On March 12, 2010, investigators representing translational research efforts from many of the cooperative breast cancer groups in both North America and Europe were convened by Dr Dowsett and Dr Hayes, respective cochairs of the Breast International Group and North American Breast Cancer Group Biomarker Working Party, at the Breakthrough Breast Cancer Research Centre (London) to review the present state of the art of Ki67 evaluation and its potential utility. These investigators, designated the “International Ki67 in Breast Cancer Working Group,” agreed that Ki67 measurement by IHC was the current assay of choice for measuring and monitoring tumor proliferation in standard pathology specimens. However, they recognized the poor agreement on the precise clinical uses of Ki67 and the substantial heterogeneity and variable levels of validity in methods of assessment.
In this study, the International Ki67 in Breast Cancer Working Group proposed guidelines for the analysis, reporting, and use of Ki67 that should reduce interlaboratory variability and improve interstudy comparability of Ki67 results. Some issues cannot be fully resolved at this stage because of limited evidence to make a firm recommendation.
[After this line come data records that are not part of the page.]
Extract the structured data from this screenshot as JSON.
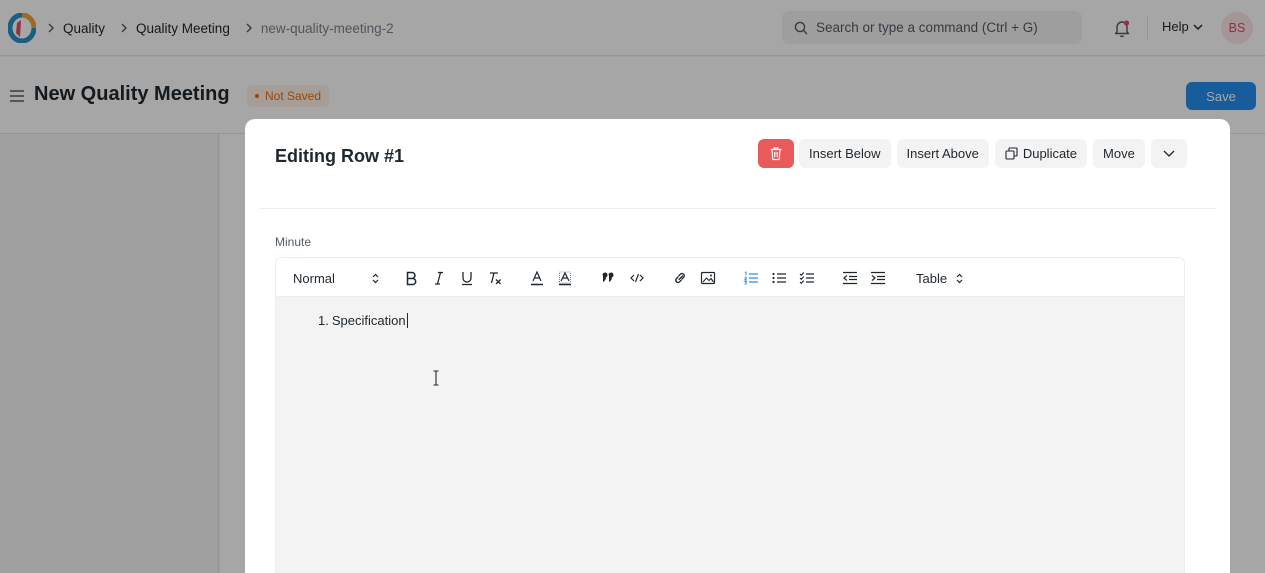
{
  "navbar": {
    "breadcrumbs": [
      "Quality",
      "Quality Meeting",
      "new-quality-meeting-2"
    ],
    "search_placeholder": "Search or type a command (Ctrl + G)",
    "help_label": "Help",
    "avatar_initials": "BS"
  },
  "page": {
    "title": "New Quality Meeting",
    "status": "Not Saved",
    "save_label": "Save"
  },
  "modal": {
    "title": "Editing Row #1",
    "insert_below": "Insert Below",
    "insert_above": "Insert Above",
    "duplicate": "Duplicate",
    "move": "Move",
    "field_label": "Minute",
    "toolbar": {
      "text_style": "Normal",
      "table": "Table"
    },
    "content": {
      "list_number": "1.",
      "list_item": "Specification"
    }
  },
  "colors": {
    "primary": "#2490ef",
    "danger": "#e95a5a",
    "status": "#e86c13"
  }
}
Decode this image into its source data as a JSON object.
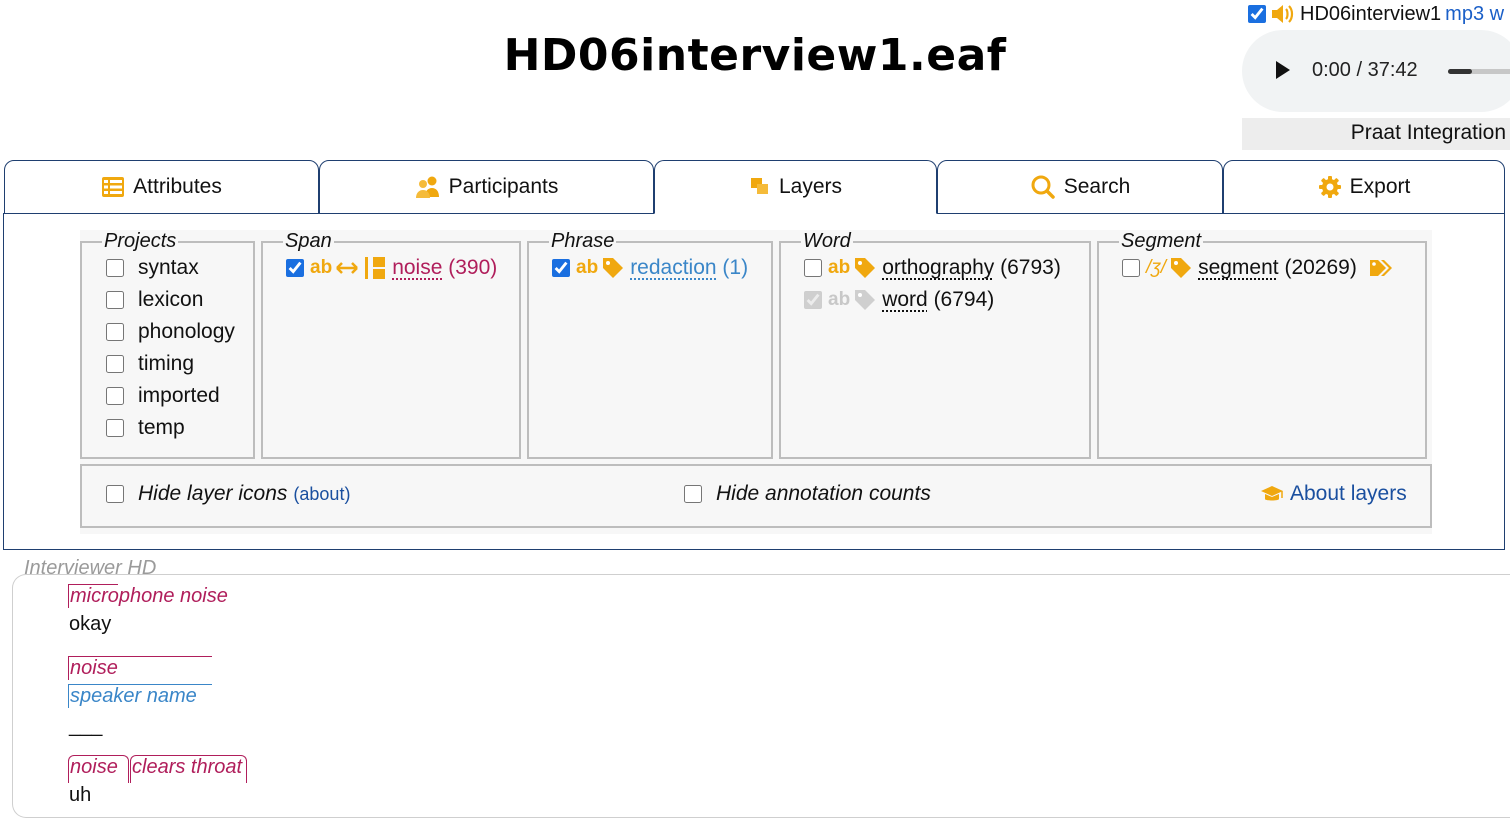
{
  "page": {
    "title": "HD06interview1.eaf"
  },
  "media": {
    "checked": true,
    "file_name": "HD06interview1",
    "file_type": "mp3 w",
    "time": "0:00 / 37:42",
    "progress_fraction": 0.0,
    "praat_label": "Praat Integration"
  },
  "tabs": [
    {
      "label": "Attributes",
      "icon": "table-icon"
    },
    {
      "label": "Participants",
      "icon": "people-icon"
    },
    {
      "label": "Layers",
      "icon": "layers-icon",
      "active": true
    },
    {
      "label": "Search",
      "icon": "search-icon"
    },
    {
      "label": "Export",
      "icon": "gear-icon"
    }
  ],
  "layers": {
    "projects": {
      "legend": "Projects",
      "items": [
        "syntax",
        "lexicon",
        "phonology",
        "timing",
        "imported",
        "temp"
      ]
    },
    "span": {
      "legend": "Span",
      "items": [
        {
          "name": "noise",
          "count": "(390)",
          "checked": true,
          "ab": "ab"
        }
      ]
    },
    "phrase": {
      "legend": "Phrase",
      "items": [
        {
          "name": "redaction",
          "count": "(1)",
          "checked": true,
          "ab": "ab"
        }
      ]
    },
    "word": {
      "legend": "Word",
      "items": [
        {
          "name": "orthography",
          "count": "(6793)",
          "checked": false,
          "ab": "ab"
        },
        {
          "name": "word",
          "count": "(6794)",
          "checked": true,
          "disabled": true,
          "ab": "ab"
        }
      ]
    },
    "segment": {
      "legend": "Segment",
      "items": [
        {
          "name": "segment",
          "count": "(20269)",
          "checked": false,
          "ipa": "/ʒ/"
        }
      ]
    },
    "options": {
      "hide_icons": "Hide layer icons",
      "about_small": "(about)",
      "hide_counts": "Hide annotation counts",
      "about_layers": "About layers"
    }
  },
  "colors": {
    "accent": "#f0a80f",
    "span": "#b01e5b",
    "phrase": "#3a86c8",
    "border": "#1f3f70"
  },
  "transcript": {
    "participant": "Interviewer HD",
    "lines": [
      {
        "annotations": [
          "microphone noise"
        ],
        "word": "okay"
      },
      {
        "annotations": [
          "noise",
          "speaker name"
        ],
        "word": "___"
      },
      {
        "annotations": [
          "noise",
          "clears throat"
        ],
        "word": "uh"
      }
    ]
  }
}
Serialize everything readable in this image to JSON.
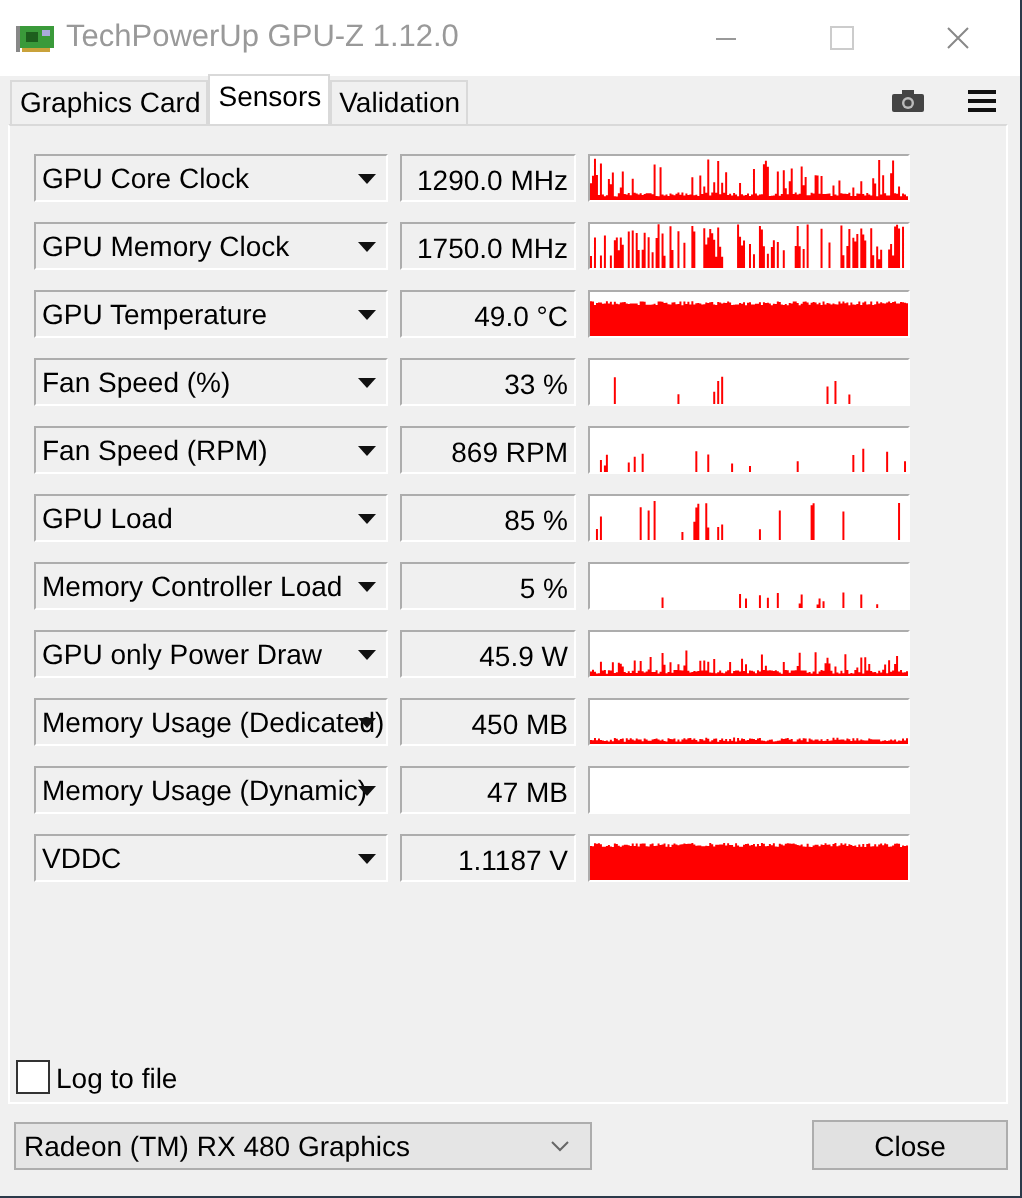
{
  "window": {
    "title": "TechPowerUp GPU-Z 1.12.0"
  },
  "tabs": [
    {
      "label": "Graphics Card",
      "selected": false
    },
    {
      "label": "Sensors",
      "selected": true
    },
    {
      "label": "Validation",
      "selected": false
    }
  ],
  "sensors": [
    {
      "name": "GPU Core Clock",
      "reading": "1290.0 MHz"
    },
    {
      "name": "GPU Memory Clock",
      "reading": "1750.0 MHz"
    },
    {
      "name": "GPU Temperature",
      "reading": "49.0 °C"
    },
    {
      "name": "Fan Speed (%)",
      "reading": "33 %"
    },
    {
      "name": "Fan Speed (RPM)",
      "reading": "869 RPM"
    },
    {
      "name": "GPU Load",
      "reading": "85 %"
    },
    {
      "name": "Memory Controller Load",
      "reading": "5 %"
    },
    {
      "name": "GPU only Power Draw",
      "reading": "45.9 W"
    },
    {
      "name": "Memory Usage (Dedicated)",
      "reading": "450 MB"
    },
    {
      "name": "Memory Usage (Dynamic)",
      "reading": "47 MB"
    },
    {
      "name": "VDDC",
      "reading": "1.1187 V"
    }
  ],
  "log_to_file": {
    "label": "Log to file",
    "checked": false
  },
  "device": {
    "value": "Radeon (TM) RX 480 Graphics"
  },
  "buttons": [
    {
      "label": "Close"
    }
  ]
}
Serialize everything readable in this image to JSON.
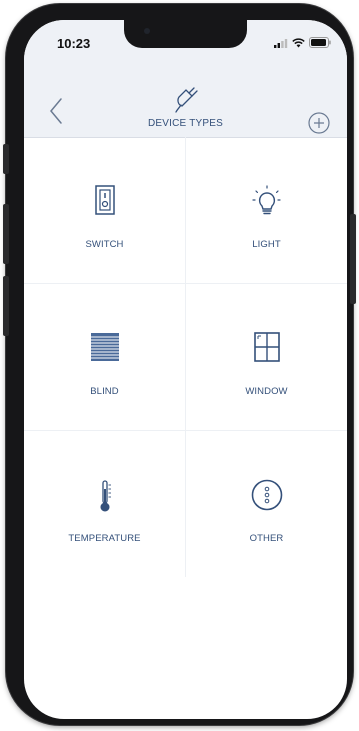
{
  "status_bar": {
    "time": "10:23"
  },
  "header": {
    "title": "DEVICE TYPES"
  },
  "device_types": [
    {
      "label": "SWITCH",
      "icon": "switch-icon"
    },
    {
      "label": "LIGHT",
      "icon": "lightbulb-icon"
    },
    {
      "label": "BLIND",
      "icon": "blind-icon"
    },
    {
      "label": "WINDOW",
      "icon": "window-icon"
    },
    {
      "label": "TEMPERATURE",
      "icon": "thermometer-icon"
    },
    {
      "label": "OTHER",
      "icon": "other-dots-icon"
    }
  ],
  "colors": {
    "accent": "#34507a",
    "header_bg": "#eef1f6"
  }
}
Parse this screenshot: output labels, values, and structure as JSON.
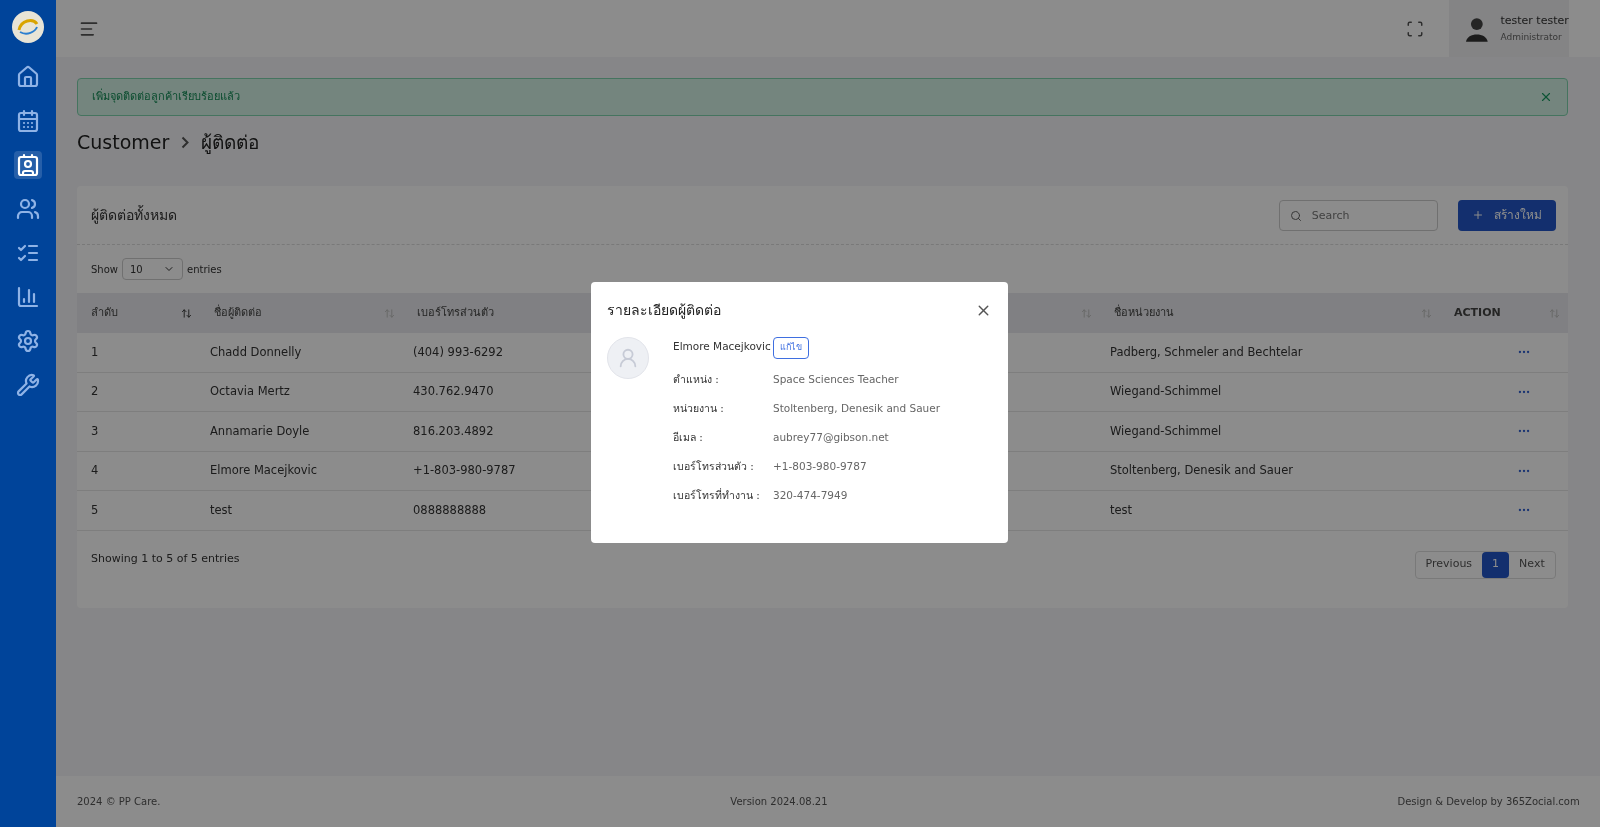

Nonetheless, following this guidance should enable improved comparison and pooling of data and more rapid establishment or rejection of the utility of Ki67 in breast cancer management.
The goals of this study were 1) to provide an account of the substantive data that have identified a potentially valuable clinical role for Ki67 measurement; this is reported in a concise manner because of the availability of a recent detailed review (5); 2) to consider the methodological variables that influence the measurement of Ki67 and often result in lack of analytical validity; and 3) to offer guidelines, based on current evidence, that should allow harmonization of methodology and, we hope, lead to the definition of the clinical utility of this potentially important marker.
Many studies have demonstrated the prognostic value of Ki67 (5); however, almost all studies are retrospective, and many include heterogeneous groups of patients who were treated and followed in various ways that are often incompletely documented. Furthermore, the assays for Ki67 were performed with different methods, and cutoffs to designate “positive” and “negative” or “high” and “low” Ki67 populations differ widely. As a result, the American Society of Clinical Oncology (ASCO) Tumor Marker Guidelines Committee determined that the evidence supporting the clinical utility of Ki67 was insufficient to recommend routine use of this marker for prognosis in patients with newly diagnosed breast cancer (7).
The clinical utility of Ki67 as a prognostic marker might be more apparent if it were considered within more narrowly defined tumor subgroups and/or as part of a multiparameter panel of biomarkers. For example, investigators have generated an IHC-based assay of four markers, designated IHC4, which consists of estrogen receptor (ER), progesterone receptor (PgR), HER2, and Ki67 (8). Other investigators have reported that Ki67 is an important part of a prognostic algorithm for residual risk in early breast cancer patients treated with letrozole or tamoxifen (9). These results require further analytical and clinical validation before widespread application.
Penault-Llorca et al. (10) recently reported that high levels of Ki67 were predictive of benefit from adding docetaxel to fluorouracil and epirubicin chemotherapy as adjuvant treatment for patients with ER-positive tumors in the PACS01 randomized trial. Similar results were seen in the Breast Cancer International Research Group 001 trial (11). The results contrast, however, with those from International Breast Cancer Study Group Trials VIII and IX that found no predictive value of Ki67 levels for the addition of cyclophosphamide, methotrexate, and fluorouracil to endocrine therapy in endocrine-responsive node-negative disease (12). Thus, the data on the identification of patients benefiting from chemotherapy require confirmation before the use of Ki67 reaches clinical utility.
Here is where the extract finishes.